Well, a closed binary operation is nothing more than a function $f:A \times A \to A$. In this context it's obvious what the total number of operations is
$$|A|^{|A \times A|} = 5^{25}$$
Where I've use abs value bars to denote cardinality. The general strategy in this situation should be to use the information we're given to realize that actually the values of $f$ are determined by it's values on only a subset.
The condition "$x$ is the identity" is one of the easiest cases. This simply fixes the values $f$ when any argument is $x$ and does nothing otherwise. Thus operations $f$ with $x$ as the identity are in the obvious bijection with functions $g: \{a,b,c,d\} \times \{a,b,c,d\} \to A$ (if it's not obvious, just take $f(s,t) = g(s,t)$ for any $s,t \in \{a,b,c,d\}$
Now we consider commutativity. Before going to the specific condition from your problem, consider the question of how many operations in general are commutative. We have $5^{25}$ total operations, but a commutative operation has the property $f(s,t) = f(t,s)$ for $t,s$ in $A$. I assume you've seen the idea of writing down the table for a binary operation. In these terms, a commutative operation gives a table symmetric about the diagonal. So it's value is determined entirely once you've written all the values on and below the diagonal. For this case, of a 5-element set, the lower triangle has $15$ elements. So there should be $5^{15}$ commutative operations.
I won't go through the argument for how to find the number of commutative operations with $x$ as identity in total detail.
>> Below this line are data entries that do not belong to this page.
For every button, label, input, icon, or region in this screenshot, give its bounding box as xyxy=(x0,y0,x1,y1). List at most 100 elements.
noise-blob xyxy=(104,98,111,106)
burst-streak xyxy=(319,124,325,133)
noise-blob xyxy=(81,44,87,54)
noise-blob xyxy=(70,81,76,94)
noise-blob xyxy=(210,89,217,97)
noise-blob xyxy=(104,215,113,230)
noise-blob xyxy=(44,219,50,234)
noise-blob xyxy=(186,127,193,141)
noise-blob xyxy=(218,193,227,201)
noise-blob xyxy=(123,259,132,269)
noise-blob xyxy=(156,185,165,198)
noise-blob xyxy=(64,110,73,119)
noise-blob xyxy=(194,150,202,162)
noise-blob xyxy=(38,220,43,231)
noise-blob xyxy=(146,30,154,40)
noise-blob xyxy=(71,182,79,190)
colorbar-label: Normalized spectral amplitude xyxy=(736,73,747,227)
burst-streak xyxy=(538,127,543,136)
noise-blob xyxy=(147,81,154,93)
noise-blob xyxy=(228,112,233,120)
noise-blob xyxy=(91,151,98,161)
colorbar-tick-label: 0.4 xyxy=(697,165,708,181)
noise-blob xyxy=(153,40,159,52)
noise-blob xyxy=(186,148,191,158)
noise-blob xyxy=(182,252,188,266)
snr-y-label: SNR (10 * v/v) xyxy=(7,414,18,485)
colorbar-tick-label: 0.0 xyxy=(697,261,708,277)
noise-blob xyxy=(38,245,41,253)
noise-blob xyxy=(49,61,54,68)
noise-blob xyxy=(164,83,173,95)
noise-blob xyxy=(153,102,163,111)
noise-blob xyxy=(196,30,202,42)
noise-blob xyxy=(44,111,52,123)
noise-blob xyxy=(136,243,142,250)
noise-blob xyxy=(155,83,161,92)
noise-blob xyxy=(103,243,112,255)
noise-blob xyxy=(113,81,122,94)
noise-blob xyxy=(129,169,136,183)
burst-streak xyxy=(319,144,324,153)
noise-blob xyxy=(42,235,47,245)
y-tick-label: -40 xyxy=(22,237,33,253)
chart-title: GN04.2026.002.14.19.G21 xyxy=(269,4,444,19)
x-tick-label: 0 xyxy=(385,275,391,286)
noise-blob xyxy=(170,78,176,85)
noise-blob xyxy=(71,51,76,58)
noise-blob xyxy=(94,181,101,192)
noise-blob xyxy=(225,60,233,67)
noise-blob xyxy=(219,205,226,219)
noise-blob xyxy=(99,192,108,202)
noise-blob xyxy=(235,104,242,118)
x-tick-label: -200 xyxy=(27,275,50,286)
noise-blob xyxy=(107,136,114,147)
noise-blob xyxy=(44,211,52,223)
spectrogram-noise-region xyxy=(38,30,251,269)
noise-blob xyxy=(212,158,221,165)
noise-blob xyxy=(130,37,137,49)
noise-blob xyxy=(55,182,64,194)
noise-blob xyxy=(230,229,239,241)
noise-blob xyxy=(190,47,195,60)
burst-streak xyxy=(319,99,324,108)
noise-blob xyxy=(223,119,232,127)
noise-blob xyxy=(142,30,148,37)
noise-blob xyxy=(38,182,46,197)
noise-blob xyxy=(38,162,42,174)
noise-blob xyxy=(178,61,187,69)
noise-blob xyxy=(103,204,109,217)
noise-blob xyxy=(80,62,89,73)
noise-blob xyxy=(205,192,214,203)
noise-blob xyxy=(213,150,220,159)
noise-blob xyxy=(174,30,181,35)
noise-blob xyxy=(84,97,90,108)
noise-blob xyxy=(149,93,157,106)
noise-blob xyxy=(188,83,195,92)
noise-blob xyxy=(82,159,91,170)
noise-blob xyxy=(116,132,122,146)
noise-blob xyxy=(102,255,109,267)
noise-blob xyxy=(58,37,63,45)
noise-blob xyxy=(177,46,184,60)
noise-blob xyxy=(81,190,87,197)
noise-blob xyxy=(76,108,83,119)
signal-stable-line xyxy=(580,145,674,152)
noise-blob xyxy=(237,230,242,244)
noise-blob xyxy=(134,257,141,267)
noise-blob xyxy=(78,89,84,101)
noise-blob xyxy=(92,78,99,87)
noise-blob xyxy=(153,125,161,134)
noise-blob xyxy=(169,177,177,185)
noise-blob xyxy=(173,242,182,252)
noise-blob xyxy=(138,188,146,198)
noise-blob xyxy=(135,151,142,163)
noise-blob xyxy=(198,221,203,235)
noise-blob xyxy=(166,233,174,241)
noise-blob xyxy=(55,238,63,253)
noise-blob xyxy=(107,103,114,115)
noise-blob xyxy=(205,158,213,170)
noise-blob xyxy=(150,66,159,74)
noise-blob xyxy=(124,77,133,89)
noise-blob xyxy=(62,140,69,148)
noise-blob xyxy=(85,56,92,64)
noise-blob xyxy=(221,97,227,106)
But note that for example the identity law $f(x,a) =f(a,x) = a$ already specifies that $f$ is commutative for any pair of elements containing $x$. So you just have to check how many of the $g$ from before are commutative.
Finally, for the number of total operations that have identity, our first guess should be that it's just five times the number of operations with a given identity (a la the first question), as we jsut sum over all possible choices of identity. But we need to check that identities are unique, so that we don't double count, I leave that to you.